The era of unilateral approaches to addressing international issues is dissipating because over time it has only managed to incite contradictions, differences and confrontation and hampered the development and progress of mankind.

Without doubt, this is a credible observation, especially regarding the United States’ policies across the world.

Sanctions on Zimbabwe as an example, have been unilateral, serving no purpose at all other than to create disharmony among citizens and create groundswell for regime change.

The world has seen enough of the United States’ hypocrisy especially when it comes to the Israeli—Palestinian conflict.

Despite Israel’s numerous, well-recorded human rights and international law violations, decades-long illegal occupation of Palestinian territories, and apartheid policies against the Palestinian population, the United States has blocked 53 UN Security Council (UNSC) resolutions against Israel in the last five decades.

So it is not only Russia and China that are concerned with the West’s apparent hypocrisy in handling international affairs.

Africa has had a long gripe against the current global order that pecks the continent at the lowest rug.

It has long campaigned for such an order that gives much power to the powerful and condemns weaker and smaller nations not to have a voice on the international arena.

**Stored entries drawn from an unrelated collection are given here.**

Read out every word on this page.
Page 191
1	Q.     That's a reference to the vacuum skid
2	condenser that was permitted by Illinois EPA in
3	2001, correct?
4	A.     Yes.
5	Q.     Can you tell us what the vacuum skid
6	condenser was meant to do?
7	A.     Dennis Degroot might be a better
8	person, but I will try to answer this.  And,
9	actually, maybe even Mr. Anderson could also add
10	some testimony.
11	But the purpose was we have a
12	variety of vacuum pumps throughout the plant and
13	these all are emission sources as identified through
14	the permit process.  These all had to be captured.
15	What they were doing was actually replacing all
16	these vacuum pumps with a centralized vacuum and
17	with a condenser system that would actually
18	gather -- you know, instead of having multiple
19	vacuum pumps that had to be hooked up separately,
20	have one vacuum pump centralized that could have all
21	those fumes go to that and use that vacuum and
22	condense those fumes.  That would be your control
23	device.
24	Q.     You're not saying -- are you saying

Through the African Union (AU), Africa has called for the UN to institute massive reforms to make the international body more democratic in the manner it claims to be.

In 2005, for instance, the AU adopted the Ezulwini Consensus, which called for a more representative and democratic UNSC, in which Africa, like all other regions, is represented.

It, therefore, comes as no surprise that the majority of Africa is in support of a multipolar world order, which Russia and China are yearning to build.

It also explains why at the recent UN General Assembly vote on a resolution calling for Russia’s suspension from the UN Human Rights Council (UNHRC), the majority of African states either abstained while others like Ethiopia voted NO.